PF deflagra operação contra sonegação em portos e aeroportos

DE SÃO PAULO

A Polícia Federal e a Receita Federal deflagraram na manhã desta quinta-feira uma operação para desarticular uma organização criminosa que utilizava portos e aeroportos em São Paulo, no Rio de Janeiro e no Paraná para importar mercadorias sem o pagamento dos impostos devidos.

A estimativa é que a organização criminosa tenha movimentado cerca de 220 toneladas de mercadorias. O valor do prejuízo aos cofres públicos ainda não foi contabilizado, mas a Receita Federal estima que a fraude seja superior a US$ 50 milhões.

Vinte pessoas foram presas, entre elas cinco servidores da Receita, empresários, “laranjas” e despachantes aduaneiros. No Estado de São Paulo, duas pessoas foram presas na capital, nove em Santos, uma em Sorocaba e uma em Campinas. Foram presas ainda cinco pessoas no Rio de Janeiro e duas em Curitiba.

A 3ª Vara da Justiça Federal de Santos (SP) expediu ainda 42 mandados de busca e apreensão.

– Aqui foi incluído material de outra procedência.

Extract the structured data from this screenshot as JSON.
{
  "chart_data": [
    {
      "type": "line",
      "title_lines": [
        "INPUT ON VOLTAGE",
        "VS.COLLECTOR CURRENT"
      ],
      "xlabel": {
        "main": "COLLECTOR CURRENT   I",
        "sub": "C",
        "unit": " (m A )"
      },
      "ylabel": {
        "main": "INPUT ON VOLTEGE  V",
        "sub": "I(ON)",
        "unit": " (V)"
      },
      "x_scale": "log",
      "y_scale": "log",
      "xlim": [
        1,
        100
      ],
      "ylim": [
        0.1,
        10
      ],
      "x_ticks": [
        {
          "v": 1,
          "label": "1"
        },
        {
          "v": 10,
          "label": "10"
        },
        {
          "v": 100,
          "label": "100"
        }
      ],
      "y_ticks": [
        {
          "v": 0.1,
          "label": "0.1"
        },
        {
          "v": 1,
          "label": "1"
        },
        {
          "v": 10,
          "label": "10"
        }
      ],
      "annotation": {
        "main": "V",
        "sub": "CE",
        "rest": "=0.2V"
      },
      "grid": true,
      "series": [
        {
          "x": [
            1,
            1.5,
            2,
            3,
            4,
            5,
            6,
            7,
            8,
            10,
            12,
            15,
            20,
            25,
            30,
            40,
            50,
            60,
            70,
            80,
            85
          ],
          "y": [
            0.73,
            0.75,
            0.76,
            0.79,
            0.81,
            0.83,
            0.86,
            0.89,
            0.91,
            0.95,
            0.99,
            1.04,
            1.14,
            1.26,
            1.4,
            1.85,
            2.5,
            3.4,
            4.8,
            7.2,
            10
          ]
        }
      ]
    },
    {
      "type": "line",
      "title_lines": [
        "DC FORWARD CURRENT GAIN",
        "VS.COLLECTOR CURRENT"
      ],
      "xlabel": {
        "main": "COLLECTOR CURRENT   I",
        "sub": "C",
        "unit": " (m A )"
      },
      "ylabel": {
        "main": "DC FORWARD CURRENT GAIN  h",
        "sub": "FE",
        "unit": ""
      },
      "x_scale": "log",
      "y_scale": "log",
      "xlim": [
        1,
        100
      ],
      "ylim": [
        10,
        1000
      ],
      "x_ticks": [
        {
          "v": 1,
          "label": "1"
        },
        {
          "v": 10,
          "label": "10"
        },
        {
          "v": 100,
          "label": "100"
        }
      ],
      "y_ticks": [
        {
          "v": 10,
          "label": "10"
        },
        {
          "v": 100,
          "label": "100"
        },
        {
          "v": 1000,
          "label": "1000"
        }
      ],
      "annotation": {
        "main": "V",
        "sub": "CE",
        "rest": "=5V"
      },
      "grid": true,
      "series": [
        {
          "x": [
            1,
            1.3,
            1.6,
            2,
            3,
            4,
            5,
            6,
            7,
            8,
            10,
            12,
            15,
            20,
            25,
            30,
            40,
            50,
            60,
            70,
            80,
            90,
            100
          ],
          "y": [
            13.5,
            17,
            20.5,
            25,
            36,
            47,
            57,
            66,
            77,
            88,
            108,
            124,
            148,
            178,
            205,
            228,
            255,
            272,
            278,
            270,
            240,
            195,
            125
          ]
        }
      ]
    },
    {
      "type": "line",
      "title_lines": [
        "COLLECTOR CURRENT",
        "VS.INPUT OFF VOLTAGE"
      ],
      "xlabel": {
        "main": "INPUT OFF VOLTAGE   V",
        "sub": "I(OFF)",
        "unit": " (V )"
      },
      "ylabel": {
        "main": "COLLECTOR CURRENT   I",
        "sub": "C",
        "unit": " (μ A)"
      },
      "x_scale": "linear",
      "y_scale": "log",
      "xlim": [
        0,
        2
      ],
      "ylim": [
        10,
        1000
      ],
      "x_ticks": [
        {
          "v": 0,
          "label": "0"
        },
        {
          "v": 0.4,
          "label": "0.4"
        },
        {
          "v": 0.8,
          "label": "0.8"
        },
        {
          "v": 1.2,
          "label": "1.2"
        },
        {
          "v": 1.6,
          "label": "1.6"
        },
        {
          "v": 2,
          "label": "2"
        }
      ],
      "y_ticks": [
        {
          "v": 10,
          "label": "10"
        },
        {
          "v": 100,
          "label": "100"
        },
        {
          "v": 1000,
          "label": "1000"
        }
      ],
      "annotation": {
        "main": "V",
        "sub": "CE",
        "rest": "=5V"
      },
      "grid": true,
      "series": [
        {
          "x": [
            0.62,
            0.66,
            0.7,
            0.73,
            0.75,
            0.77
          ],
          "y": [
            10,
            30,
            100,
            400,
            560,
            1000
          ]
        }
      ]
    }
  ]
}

A pedido da PF, a Justiça Federal em Santos decretou o sequestro de bens e o bloqueio de recursos financeiros dos suspeitos. Ao todo, 60 servidores da Receita Federal e 200 da Polícia Federal participam da ação.

INVESTIGAÇÃO

As investigações da operação Navio Fantasma começaram em janeiro de 2011, após a alfândega de Santos ter percebido que mercadorias importadas supostamente encaminhadas para aquele local não chegavam para o desembaraço.

O grupo agia importando mercadorias que declarava para o fisco como sendo de baixo valor agregado, como partes e peças para manutenção de navios atracados no porto. Na realidade, importavam tablets, telefones celulares, relógios e armações de óculos de grife.

A operação verificou ainda a entrada irregular de mercadoria de importação controlada, como equipamentos médicos e munição.

Os envolvidos responderão pelos crimes de formação de quadrilha, descaminho, facilitação de contrabando ou descaminho, corrupção ativa, corrupção passiva, inserção de dados falsos em sistemas de informação e falsidade ideológica, com penas que variam de 1 a 16 anos de reclusão.